Bieringer: Wie prägt Ihre Lebensform als Mönch den Zugang zur Mystik? Steht man als Mönch der Mystik besonders nahe?

Salmann: Zunächst ist das Mönchische natürlich etwas Objektives, Liturgisches, Sakramentales und Aszetisches. Aber im Wiederkauen, im Singen der Texte, im täglichen Wiederholen der selben Gesten, Gebärden und Worte entsteht eine Tiefendimension. Daraus kann natürlich auch eine falsche Routine und Mechanik werden. Will man dem Rhythmus des mönchischen Lebens fruchtbar standhalten, wird man die Texte so tief neu lesen müssen, um mit der Gegenwart Gottes in diesen Wirklichkeiten in Kontakt zu kommen.
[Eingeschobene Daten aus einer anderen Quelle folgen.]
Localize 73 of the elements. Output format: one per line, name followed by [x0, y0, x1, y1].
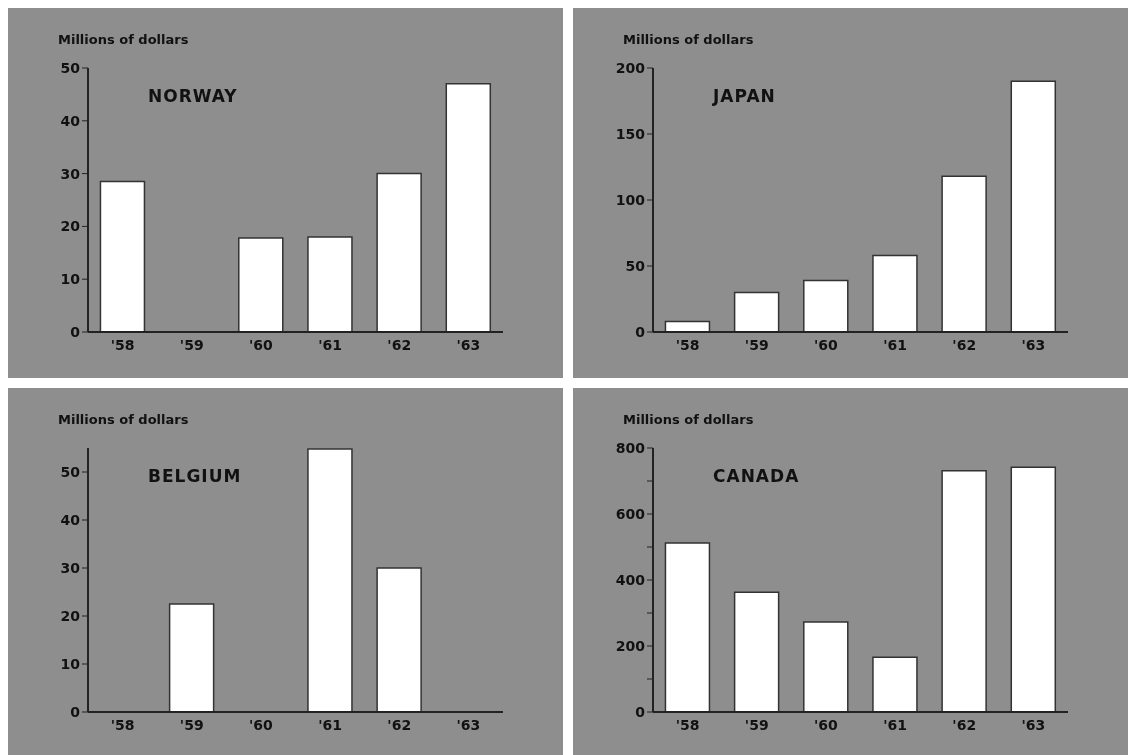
- y-tick-label: 10: [60, 655, 81, 672]
- y-axis-title: Millions of dollars: [58, 32, 189, 47]
- y-tick-label: 30: [60, 559, 81, 576]
- bar: [733, 591, 780, 712]
- text: CANADA: [713, 466, 800, 486]
- bar: [445, 83, 492, 332]
- x-tick-label: '62: [952, 336, 977, 353]
- y-tick-label: 200: [615, 59, 646, 76]
- x-tick-label: '63: [1021, 336, 1046, 353]
- bar: [376, 567, 422, 712]
- bar: [803, 279, 849, 332]
- x-tick-label: '62: [387, 716, 412, 733]
- x-tick-label: '63: [456, 336, 481, 353]
- bar: [872, 254, 918, 332]
- y-tick-label: 0: [70, 703, 81, 720]
- x-tick-label: '62: [387, 336, 412, 353]
- x-tick-label: '61: [883, 716, 907, 733]
- y-axis-title: Millions of dollars: [623, 32, 754, 47]
- bar: [99, 180, 146, 332]
- x-tick-label: '63: [456, 716, 481, 733]
- y-tick-label: 10: [60, 271, 81, 288]
- bar: [941, 470, 987, 712]
- x-tick-label: '62: [952, 716, 977, 733]
- x-tick-label: '58: [110, 716, 135, 733]
- bar: [238, 237, 284, 332]
- bar: [307, 448, 353, 712]
- y-tick-label: 100: [615, 191, 646, 208]
- bar: [941, 175, 987, 332]
- text: BELGIUM: [148, 466, 242, 486]
- y-axis-title: Millions of dollars: [623, 412, 754, 427]
- x-tick-label: '61: [318, 336, 342, 353]
- y-tick-label: 200: [615, 637, 646, 654]
- y-tick-label: 30: [60, 165, 81, 182]
- x-tick-label: '59: [744, 336, 769, 353]
- y-tick-label: 50: [60, 59, 81, 76]
- text: JAPAN: [713, 86, 776, 106]
- x-tick-label: '59: [179, 716, 204, 733]
- y-tick-label: 40: [60, 112, 81, 129]
- y-tick-label: 400: [615, 571, 646, 588]
- x-tick-label: '58: [675, 716, 700, 733]
- x-tick-label: '60: [814, 716, 839, 733]
- y-tick-label: 50: [625, 257, 646, 274]
- bar: [307, 236, 353, 332]
- x-tick-label: '61: [318, 716, 342, 733]
- y-axis-title: Millions of dollars: [58, 412, 189, 427]
- bar: [733, 291, 780, 332]
- y-tick-label: 0: [70, 323, 81, 340]
- bar: [1010, 466, 1057, 712]
- bar: [664, 542, 711, 712]
- x-tick-label: '60: [814, 336, 839, 353]
- y-tick-label: 150: [615, 125, 646, 142]
- bar: [168, 603, 215, 712]
- y-tick-label: 20: [60, 607, 81, 624]
- y-tick-label: 800: [615, 439, 646, 456]
- bar: [376, 172, 422, 332]
- x-tick-label: '59: [179, 336, 204, 353]
- x-tick-label: '60: [249, 716, 274, 733]
- text: NORWAY: [148, 86, 238, 106]
- y-tick-label: 20: [60, 218, 81, 235]
- x-tick-label: '61: [883, 336, 907, 353]
- x-tick-label: '63: [1021, 716, 1046, 733]
- y-tick-label: 0: [635, 323, 646, 340]
- y-tick-label: 600: [615, 505, 646, 522]
- bar: [872, 656, 918, 712]
- y-tick-label: 40: [60, 511, 81, 528]
- y-tick-label: 50: [60, 463, 81, 480]
- x-tick-label: '58: [110, 336, 135, 353]
- y-tick-label: 0: [635, 703, 646, 720]
- x-tick-label: '58: [675, 336, 700, 353]
- bar: [1010, 80, 1057, 332]
- x-tick-label: '60: [249, 336, 274, 353]
- bar: [803, 621, 849, 712]
- x-tick-label: '59: [744, 716, 769, 733]
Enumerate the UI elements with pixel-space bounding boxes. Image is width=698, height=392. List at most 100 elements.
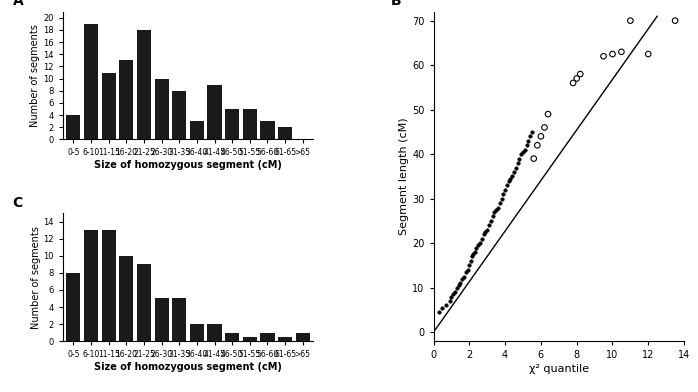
Bar (260, 332, 274, 341)
Point (484, 222, 495, 229)
Point (489, 209, 500, 215)
Point (478, 231, 489, 238)
Point (542, 111, 554, 117)
Bar (84, 230, 98, 341)
Bar (207, 324, 221, 341)
Y-axis label: Number of segments: Number of segments (31, 226, 40, 328)
Bar (225, 332, 239, 341)
Point (505, 176, 516, 182)
Point (519, 147, 530, 153)
Point (507, 173, 518, 180)
Bar (102, 73, 116, 140)
Point (473, 242, 484, 249)
Point (455, 280, 466, 286)
Point (526, 129, 537, 135)
Bar (225, 109, 239, 140)
Bar (190, 324, 204, 341)
Point (643, 51, 654, 57)
Y-axis label: Number of segments: Number of segments (31, 24, 40, 127)
Text: A: A (13, 0, 24, 8)
Point (437, 305, 448, 311)
Point (517, 149, 528, 155)
Bar (154, 298, 169, 341)
Point (487, 213, 498, 220)
Point (669, 18, 681, 24)
Bar (66, 115, 80, 140)
Point (485, 218, 496, 224)
Bar (119, 60, 133, 140)
Point (501, 182, 512, 189)
Point (521, 142, 532, 149)
Point (482, 227, 493, 233)
Point (607, 51, 618, 57)
Y-axis label: Segment length (cM): Segment length (cM) (399, 118, 409, 235)
Point (450, 289, 461, 295)
Bar (278, 127, 292, 140)
Bar (119, 256, 133, 341)
Point (440, 302, 452, 309)
Point (567, 80, 579, 86)
X-axis label: Size of homozygous segment (cM): Size of homozygous segment (cM) (94, 362, 282, 372)
Bar (172, 91, 186, 140)
Bar (207, 85, 221, 140)
Point (535, 133, 547, 140)
Point (510, 164, 521, 171)
Point (459, 273, 470, 279)
Point (539, 124, 550, 131)
Point (598, 53, 609, 60)
Point (571, 75, 582, 82)
Point (498, 191, 509, 197)
Point (523, 138, 534, 144)
Point (500, 187, 511, 193)
Point (616, 49, 627, 55)
Point (512, 160, 524, 166)
Bar (102, 230, 116, 341)
Bar (154, 79, 169, 140)
Point (475, 240, 486, 246)
Bar (278, 337, 292, 341)
Point (492, 204, 503, 211)
Bar (172, 298, 186, 341)
Point (574, 71, 586, 77)
Point (525, 133, 536, 140)
Point (528, 156, 540, 162)
Bar (296, 332, 310, 341)
Point (453, 282, 464, 289)
Point (451, 285, 462, 291)
Point (503, 178, 514, 184)
Text: C: C (13, 196, 23, 210)
Point (625, 18, 636, 24)
Bar (137, 30, 151, 140)
Point (516, 151, 527, 157)
Point (508, 169, 519, 175)
Point (476, 236, 487, 242)
Point (469, 249, 480, 255)
Point (471, 245, 482, 251)
Bar (190, 121, 204, 140)
Point (446, 293, 457, 299)
Point (456, 276, 468, 282)
Point (496, 196, 507, 202)
Text: B: B (391, 0, 401, 8)
Point (462, 267, 473, 273)
Point (491, 207, 502, 213)
Bar (84, 24, 98, 140)
Bar (260, 121, 274, 140)
X-axis label: χ² quantile: χ² quantile (528, 364, 589, 374)
Bar (243, 337, 257, 341)
Point (460, 269, 471, 275)
Point (468, 251, 479, 258)
Point (466, 253, 477, 260)
Point (466, 258, 477, 264)
Point (480, 229, 491, 235)
X-axis label: Size of homozygous segment (cM): Size of homozygous segment (cM) (94, 160, 282, 170)
Point (444, 298, 455, 304)
Point (447, 291, 459, 298)
Bar (243, 109, 257, 140)
Bar (66, 273, 80, 341)
Point (494, 200, 505, 206)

Ich selber habe das Bedürfnis gespürt, die psychologisch-subjektive Seite dieses Erfahrens zu verstärken, indem ich mich intensiver mit der Geschichte und Wirklichkeit des Mystischen beschäftigt habe. Einen solchen Weg geht man nicht ohne eine tiefe Anziehung von etwas oder der Fähigkeit zur Andacht, zur Frömmigkeit, zum Gott-Inne-Sein, sich gerne im Raum der Geheimnisse des Kirchlichen zu bewegen. Man kann wahrscheinlich ein monastisches Leben auf Dauer nicht gut und fruchtbar aushalten, ohne seinen Sinn für diese Wirklichkeit zu vertiefen.

Bieringer: Wenn das Stichwort «Mystik» fällt, denken vielen an Karl Rahners Diktum: «Der Fromme von morgen wird ein Mystiker sein, einer, der etwas erfahren hat, oder er wird nicht mehr sein.» Wie kann man dieses Zitat - mehr als 40 Jahre nach seiner Entstehung - deuten? Wie steht es um das Verhältnis von Mystik und Alltagsspiritualität heute?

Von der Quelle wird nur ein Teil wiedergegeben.